Most of your body cells contain 23 pairs of chromosomes – 46 chromosomes in all – which are faithfully copied when the cell divides by mitosis. The pairing of chromosomes makes cells diploid, containing the entire DNA genome.
Exception: Male sperm cells and female egg cells, collectively known as gametes, are produced by a special kind of cell division called meiosis, resulting in haploid gametes – each containing 23 unpaired chromosomes representing just half the genome.
During fertilization, the haploid gametes merge to form a diploid zygote, restoring a full complement of 46 chromosomes from which the embryo develops.
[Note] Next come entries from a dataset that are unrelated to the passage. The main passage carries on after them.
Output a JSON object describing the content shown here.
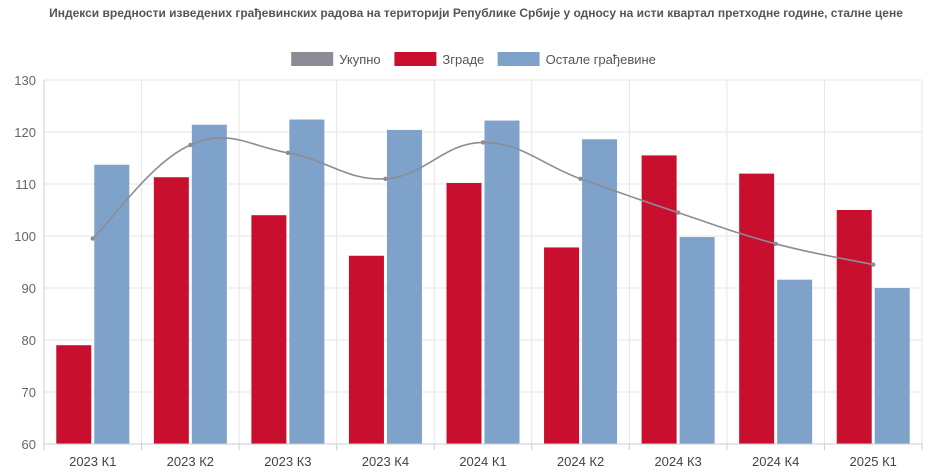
{
  "chart_data": {
    "type": "bar",
    "title": "Индекси вредности изведених грађевинских радова на територији Републике Србије у односу на исти квартал претходне године, сталне цене",
    "categories": [
      "2023 К1",
      "2023 К2",
      "2023 К3",
      "2023 К4",
      "2024 К1",
      "2024 К2",
      "2024 К3",
      "2024 К4",
      "2025 К1"
    ],
    "series": [
      {
        "name": "Укупно",
        "type": "line",
        "color": "#8c8c96",
        "values": [
          99.5,
          117.5,
          116,
          111,
          118,
          111,
          104.5,
          98.5,
          94.5
        ]
      },
      {
        "name": "Зграде",
        "type": "bar",
        "color": "#c8102e",
        "values": [
          79,
          111.3,
          104,
          96.2,
          110.2,
          97.8,
          115.5,
          112,
          105
        ]
      },
      {
        "name": "Остале грађевине",
        "type": "bar",
        "color": "#7fa2ca",
        "values": [
          113.7,
          121.4,
          122.4,
          120.4,
          122.2,
          118.6,
          99.8,
          91.6,
          90
        ]
      }
    ],
    "yticks": [
      60,
      70,
      80,
      90,
      100,
      110,
      120,
      130
    ],
    "ylim": [
      60,
      130
    ],
    "grid": true,
    "legend_position": "top"
  }
}
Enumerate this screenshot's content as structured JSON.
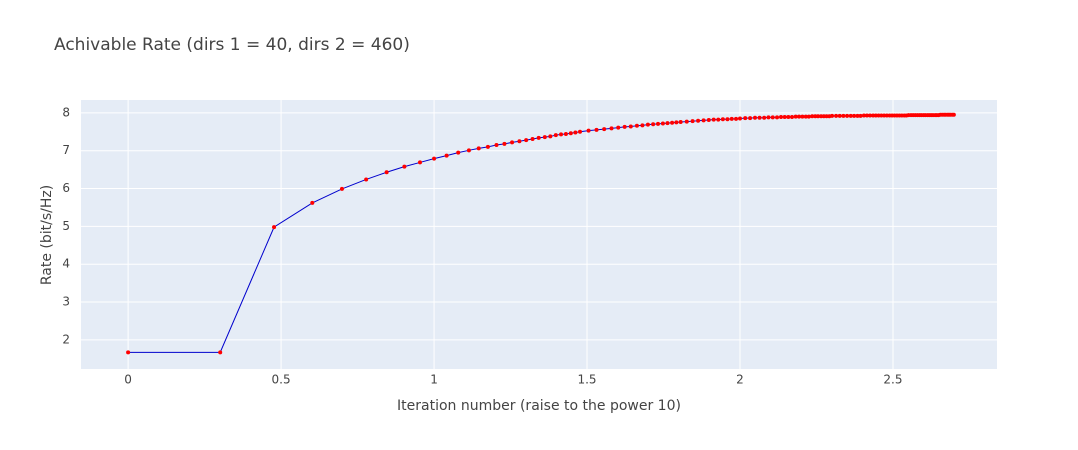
{
  "chart_data": {
    "type": "line",
    "title": "Achivable Rate (dirs 1 = 40, dirs 2 = 460)",
    "x_label": "Iteration number (raise to the power 10)",
    "y_label": "Rate (bit/s/Hz)",
    "xlim": [
      -0.154,
      2.84
    ],
    "ylim": [
      1.23,
      8.34
    ],
    "xticks": [
      0,
      0.5,
      1,
      1.5,
      2,
      2.5
    ],
    "yticks": [
      2,
      3,
      4,
      5,
      6,
      7,
      8
    ],
    "grid": true,
    "line_color": "#0000cd",
    "marker_color": "#ff0000",
    "x": [
      0,
      0.301,
      0.477,
      0.602,
      0.699,
      0.778,
      0.845,
      0.903,
      0.954,
      1,
      1.041,
      1.079,
      1.114,
      1.146,
      1.176,
      1.204,
      1.23,
      1.255,
      1.279,
      1.301,
      1.322,
      1.342,
      1.362,
      1.38,
      1.398,
      1.415,
      1.431,
      1.447,
      1.462,
      1.477,
      1.505,
      1.531,
      1.556,
      1.58,
      1.602,
      1.623,
      1.643,
      1.663,
      1.681,
      1.699,
      1.716,
      1.732,
      1.748,
      1.763,
      1.778,
      1.792,
      1.806,
      1.826,
      1.845,
      1.863,
      1.881,
      1.898,
      1.914,
      1.929,
      1.944,
      1.959,
      1.973,
      1.987,
      2,
      2.017,
      2.033,
      2.049,
      2.064,
      2.079,
      2.093,
      2.107,
      2.121,
      2.134,
      2.146,
      2.158,
      2.17,
      2.182,
      2.193,
      2.204,
      2.215,
      2.225,
      2.236,
      2.246,
      2.255,
      2.265,
      2.274,
      2.283,
      2.292,
      2.301,
      2.314,
      2.326,
      2.338,
      2.35,
      2.362,
      2.373,
      2.384,
      2.394,
      2.405,
      2.415,
      2.425,
      2.435,
      2.444,
      2.453,
      2.462,
      2.471,
      2.48,
      2.489,
      2.497,
      2.505,
      2.513,
      2.521,
      2.529,
      2.537,
      2.544,
      2.551,
      2.559,
      2.566,
      2.573,
      2.58,
      2.587,
      2.593,
      2.6,
      2.606,
      2.613,
      2.619,
      2.625,
      2.631,
      2.638,
      2.643,
      2.649,
      2.655,
      2.661,
      2.667,
      2.672,
      2.678,
      2.683,
      2.688,
      2.694,
      2.699
    ],
    "values": [
      1.67,
      1.67,
      4.98,
      5.62,
      5.99,
      6.24,
      6.43,
      6.58,
      6.69,
      6.79,
      6.87,
      6.95,
      7.01,
      7.06,
      7.1,
      7.15,
      7.18,
      7.22,
      7.25,
      7.28,
      7.31,
      7.34,
      7.36,
      7.38,
      7.41,
      7.43,
      7.44,
      7.46,
      7.48,
      7.5,
      7.53,
      7.55,
      7.57,
      7.59,
      7.61,
      7.63,
      7.64,
      7.66,
      7.67,
      7.69,
      7.7,
      7.71,
      7.72,
      7.73,
      7.74,
      7.75,
      7.76,
      7.77,
      7.78,
      7.79,
      7.8,
      7.81,
      7.82,
      7.82,
      7.83,
      7.83,
      7.84,
      7.84,
      7.85,
      7.86,
      7.86,
      7.87,
      7.87,
      7.87,
      7.88,
      7.88,
      7.88,
      7.89,
      7.89,
      7.89,
      7.89,
      7.9,
      7.9,
      7.9,
      7.9,
      7.9,
      7.91,
      7.91,
      7.91,
      7.91,
      7.91,
      7.91,
      7.91,
      7.92,
      7.92,
      7.92,
      7.92,
      7.92,
      7.92,
      7.92,
      7.92,
      7.92,
      7.93,
      7.93,
      7.93,
      7.93,
      7.93,
      7.93,
      7.93,
      7.93,
      7.93,
      7.93,
      7.93,
      7.93,
      7.93,
      7.93,
      7.93,
      7.93,
      7.93,
      7.94,
      7.94,
      7.94,
      7.94,
      7.94,
      7.94,
      7.94,
      7.94,
      7.94,
      7.94,
      7.94,
      7.94,
      7.94,
      7.94,
      7.94,
      7.94,
      7.95,
      7.95,
      7.95,
      7.95,
      7.95,
      7.95,
      7.95,
      7.95,
      7.95
    ]
  }
}
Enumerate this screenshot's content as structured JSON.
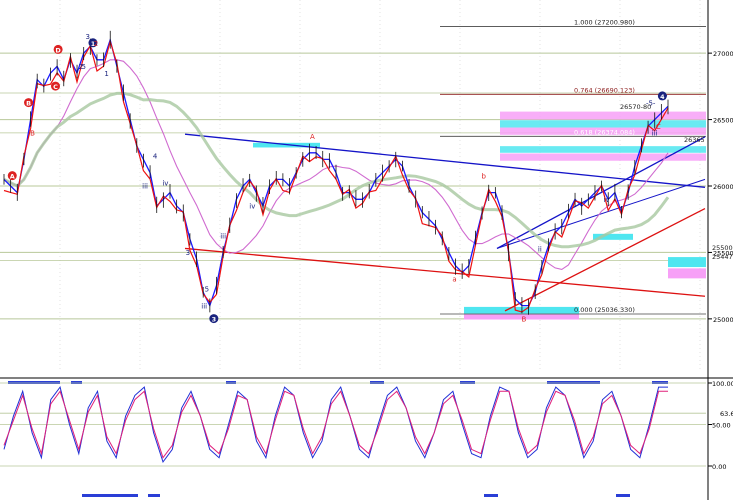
{
  "chart_data": [
    {
      "type": "line",
      "panel": "price",
      "ylim": [
        24600,
        27400
      ],
      "yticks": [
        25000,
        25500,
        26000,
        26500,
        27000
      ],
      "ytick_labels": [
        "25000.",
        "25500.",
        "26000.",
        "26500.",
        "27000."
      ],
      "grid": true,
      "series": [
        {
          "values": [
            26050,
            26000,
            25950,
            26200,
            26500,
            26800,
            26750,
            26850,
            26900,
            26800,
            26950,
            26850,
            27000,
            27050,
            26950,
            26950,
            27100,
            26900,
            26700,
            26500,
            26300,
            26200,
            26100,
            25850,
            25900,
            25950,
            25850,
            25800,
            25600,
            25450,
            25200,
            25100,
            25250,
            25500,
            25700,
            25900,
            26000,
            26050,
            25950,
            25850,
            26000,
            26050,
            26050,
            26000,
            26100,
            26200,
            26250,
            26250,
            26200,
            26200,
            26100,
            25950,
            25950,
            25900,
            25900,
            25950,
            26050,
            26100,
            26150,
            26200,
            26150,
            26000,
            25900,
            25800,
            25750,
            25700,
            25600,
            25500,
            25400,
            25350,
            25400,
            25600,
            25800,
            25950,
            25950,
            25800,
            25500,
            25150,
            25100,
            25100,
            25200,
            25400,
            25550,
            25650,
            25700,
            25800,
            25900,
            25850,
            25900,
            25950,
            26000,
            25900,
            25950,
            25800,
            25950,
            26150,
            26300,
            26450,
            26500,
            26550,
            26600
          ]
        }
      ],
      "fib_levels": [
        {
          "label": "1.000 (27200.980)",
          "value": 27200.98
        },
        {
          "label": "0.764 (26690.123)",
          "value": 26690.12
        },
        {
          "label": "0.618 (26374.084)",
          "value": 26374.08
        },
        {
          "label": "0.000 (25036.330)",
          "value": 25036.33
        }
      ],
      "price_labels": [
        "26570-80",
        "26365",
        "25500",
        "25447"
      ],
      "wave_labels": [
        {
          "text": "A",
          "color": "#dd2222",
          "circled": true
        },
        {
          "text": "B",
          "color": "#dd2222",
          "circled": false
        },
        {
          "text": "B",
          "color": "#dd2222",
          "circled": true
        },
        {
          "text": "C",
          "color": "#dd2222",
          "circled": true
        },
        {
          "text": "D",
          "color": "#dd2222",
          "circled": true
        },
        {
          "text": "2",
          "color": "#1a237e",
          "circled": false
        },
        {
          "text": "3",
          "color": "#1a237e",
          "circled": false
        },
        {
          "text": "5",
          "color": "#1a237e",
          "circled": false
        },
        {
          "text": "1",
          "color": "#1a237e",
          "circled": true
        },
        {
          "text": "1",
          "color": "#1a237e",
          "circled": false
        },
        {
          "text": "2",
          "color": "#dd2222",
          "circled": false
        },
        {
          "text": "iii",
          "color": "#1a237e",
          "circled": false
        },
        {
          "text": "iv",
          "color": "#1a237e",
          "circled": false
        },
        {
          "text": "3",
          "color": "#1a237e",
          "circled": false
        },
        {
          "text": "4",
          "color": "#1a237e",
          "circled": false
        },
        {
          "text": "iii",
          "color": "#1a237e",
          "circled": false
        },
        {
          "text": "5",
          "color": "#1a237e",
          "circled": false
        },
        {
          "text": "3",
          "color": "#1a237e",
          "circled": true
        },
        {
          "text": "iii",
          "color": "#1a237e",
          "circled": false
        },
        {
          "text": "iv",
          "color": "#1a237e",
          "circled": false
        },
        {
          "text": "A",
          "color": "#dd2222",
          "circled": false
        },
        {
          "text": "a",
          "color": "#dd2222",
          "circled": false
        },
        {
          "text": "b",
          "color": "#dd2222",
          "circled": false
        },
        {
          "text": "B",
          "color": "#dd2222",
          "circled": false
        },
        {
          "text": "ii",
          "color": "#1a237e",
          "circled": false
        },
        {
          "text": "iv",
          "color": "#1a237e",
          "circled": false
        },
        {
          "text": "4",
          "color": "#1a237e",
          "circled": true
        },
        {
          "text": "C",
          "color": "#dd2222",
          "circled": false
        },
        {
          "text": "v",
          "color": "#1a237e",
          "circled": false
        },
        {
          "text": "iii",
          "color": "#1a237e",
          "circled": false
        },
        {
          "text": "-5-",
          "color": "#1a237e",
          "circled": false
        }
      ]
    },
    {
      "type": "line",
      "panel": "oscillator",
      "ylim": [
        0,
        100
      ],
      "yticks": [
        0,
        50,
        100
      ],
      "ytick_labels": [
        "0.00",
        "50.00",
        "100.00"
      ],
      "reference_lines": [
        63.6
      ],
      "reference_labels": [
        "63.6"
      ],
      "series": [
        {
          "values": [
            20,
            60,
            90,
            40,
            10,
            80,
            95,
            50,
            15,
            70,
            90,
            30,
            10,
            60,
            85,
            95,
            40,
            5,
            20,
            70,
            90,
            60,
            20,
            10,
            50,
            90,
            80,
            30,
            10,
            60,
            95,
            85,
            40,
            10,
            30,
            80,
            95,
            60,
            20,
            10,
            50,
            85,
            95,
            70,
            30,
            10,
            40,
            80,
            90,
            50,
            15,
            10,
            60,
            95,
            90,
            40,
            10,
            20,
            70,
            95,
            85,
            50,
            10,
            30,
            80,
            90,
            60,
            20,
            10,
            50,
            95,
            95
          ]
        },
        {
          "values": [
            25,
            55,
            85,
            45,
            15,
            75,
            90,
            55,
            20,
            65,
            85,
            35,
            15,
            55,
            80,
            90,
            45,
            10,
            25,
            65,
            85,
            60,
            25,
            15,
            45,
            85,
            80,
            35,
            15,
            55,
            90,
            85,
            45,
            15,
            35,
            75,
            90,
            60,
            25,
            15,
            45,
            80,
            90,
            70,
            35,
            15,
            40,
            75,
            85,
            55,
            20,
            15,
            55,
            90,
            90,
            45,
            15,
            25,
            65,
            90,
            85,
            55,
            15,
            35,
            75,
            85,
            60,
            25,
            15,
            45,
            90,
            90
          ]
        }
      ]
    }
  ],
  "colors": {
    "price_blue": "#1a1aff",
    "price_red": "#ee1111",
    "wave_navy": "#1a237e",
    "wave_red": "#dd2222",
    "ma_pink": "#d06bd0",
    "ma_green": "#a8c8a0",
    "channel_blue": "#1414c8",
    "channel_red": "#dd1111",
    "zone_magenta": "#f7a0f7",
    "zone_cyan": "#4fe6f0",
    "grid_olive": "#b8c89a",
    "grid_gray": "#d0d0d0",
    "strip_blue": "#2a3ed6"
  }
}
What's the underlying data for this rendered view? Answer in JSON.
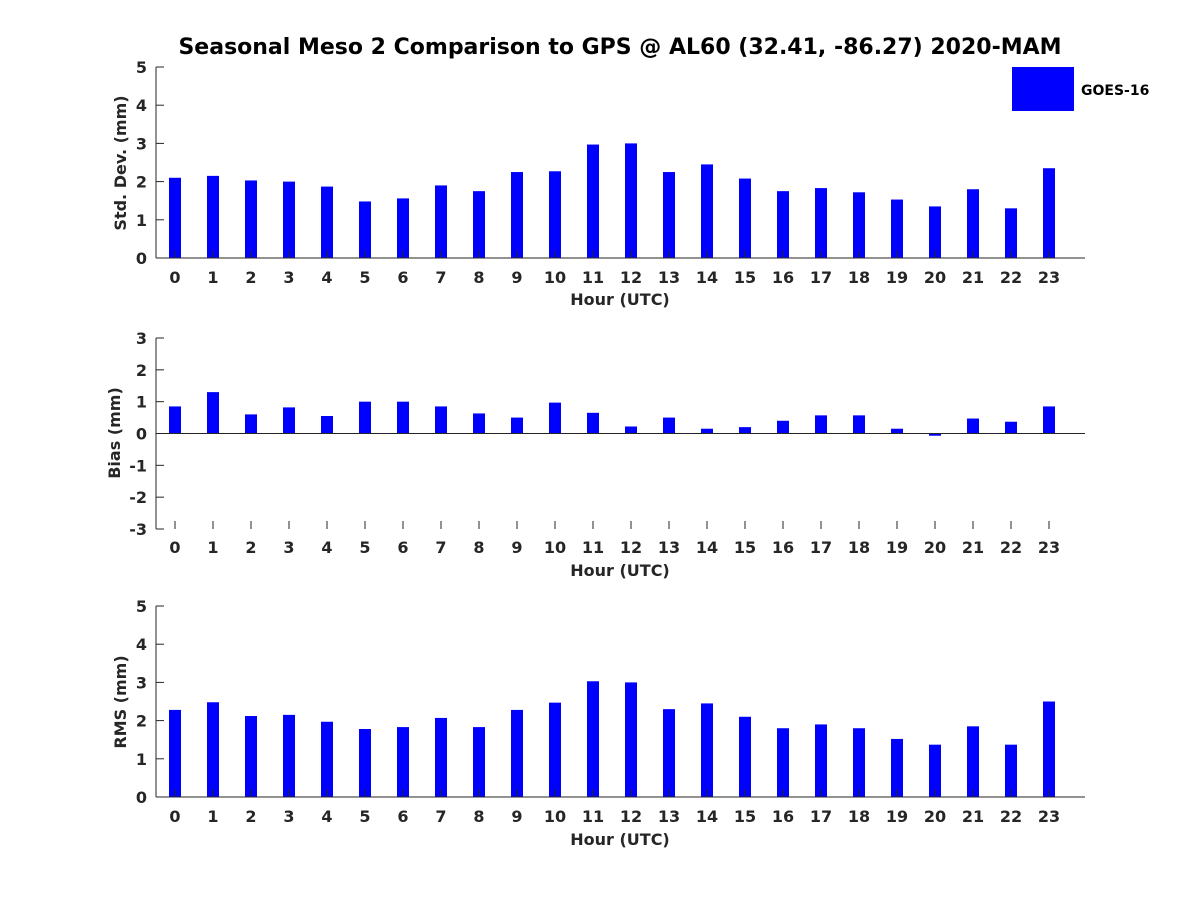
{
  "chart_data": [
    {
      "type": "bar",
      "title": "Seasonal Meso 2 Comparison to GPS @ AL60 (32.41, -86.27) 2020-MAM",
      "xlabel": "Hour (UTC)",
      "ylabel": "Std. Dev. (mm)",
      "ylim": [
        0,
        5
      ],
      "yticks": [
        "0",
        "1",
        "2",
        "3",
        "4",
        "5"
      ],
      "yticks_values": [
        0,
        1,
        2,
        3,
        4,
        5
      ],
      "categories": [
        "0",
        "1",
        "2",
        "3",
        "4",
        "5",
        "6",
        "7",
        "8",
        "9",
        "10",
        "11",
        "12",
        "13",
        "14",
        "15",
        "16",
        "17",
        "18",
        "19",
        "20",
        "21",
        "22",
        "23"
      ],
      "series": [
        {
          "name": "GOES-16",
          "color": "#0000ff",
          "values": [
            2.1,
            2.15,
            2.03,
            2.0,
            1.87,
            1.48,
            1.56,
            1.9,
            1.75,
            2.25,
            2.27,
            2.97,
            3.0,
            2.25,
            2.45,
            2.08,
            1.75,
            1.83,
            1.72,
            1.53,
            1.35,
            1.8,
            1.3,
            2.35
          ]
        }
      ],
      "legend": {
        "position": "top-right",
        "label": "GOES-16"
      }
    },
    {
      "type": "bar",
      "xlabel": "Hour (UTC)",
      "ylabel": "Bias (mm)",
      "ylim": [
        -3,
        3
      ],
      "yticks": [
        "-3",
        "-2",
        "-1",
        "0",
        "1",
        "2",
        "3"
      ],
      "yticks_values": [
        -3,
        -2,
        -1,
        0,
        1,
        2,
        3
      ],
      "categories": [
        "0",
        "1",
        "2",
        "3",
        "4",
        "5",
        "6",
        "7",
        "8",
        "9",
        "10",
        "11",
        "12",
        "13",
        "14",
        "15",
        "16",
        "17",
        "18",
        "19",
        "20",
        "21",
        "22",
        "23"
      ],
      "series": [
        {
          "name": "GOES-16",
          "color": "#0000ff",
          "values": [
            0.85,
            1.3,
            0.6,
            0.82,
            0.55,
            1.0,
            1.0,
            0.85,
            0.63,
            0.5,
            0.97,
            0.65,
            0.22,
            0.5,
            0.15,
            0.2,
            0.4,
            0.57,
            0.57,
            0.15,
            -0.07,
            0.47,
            0.37,
            0.85
          ]
        }
      ]
    },
    {
      "type": "bar",
      "xlabel": "Hour (UTC)",
      "ylabel": "RMS (mm)",
      "ylim": [
        0,
        5
      ],
      "yticks": [
        "0",
        "1",
        "2",
        "3",
        "4",
        "5"
      ],
      "yticks_values": [
        0,
        1,
        2,
        3,
        4,
        5
      ],
      "categories": [
        "0",
        "1",
        "2",
        "3",
        "4",
        "5",
        "6",
        "7",
        "8",
        "9",
        "10",
        "11",
        "12",
        "13",
        "14",
        "15",
        "16",
        "17",
        "18",
        "19",
        "20",
        "21",
        "22",
        "23"
      ],
      "series": [
        {
          "name": "GOES-16",
          "color": "#0000ff",
          "values": [
            2.28,
            2.48,
            2.12,
            2.15,
            1.97,
            1.78,
            1.83,
            2.07,
            1.83,
            2.28,
            2.47,
            3.03,
            3.0,
            2.3,
            2.45,
            2.1,
            1.8,
            1.9,
            1.8,
            1.52,
            1.37,
            1.85,
            1.37,
            2.5
          ]
        }
      ]
    }
  ]
}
You might be confusing ordinary somatic DNA with mitochondrial DNA. While a sperm has barely enough mitochondria to power its flagellum, the egg cell (ovum) is loaded with mitochondria throughout its abundant cytoplasm. Hence the zygote inherits almost all its mitochondrial DNA from its mother, and mitochondrial DNA is passed on almost exclusively mother-to-daughter. This enables a parallel line of genetic descent distinct from ordinary inheritance, serving as an independent tool for genetic research.
As for two sperm and one enucleated ovum (with its nucleus removed, normally a step in cloning) all resulting in a normal zygote, is pretty far-fetched as far as I know. There’s a whole complex sequence of cytoplasmic and nuclear events that must occur, so it’s doubtful anything would result.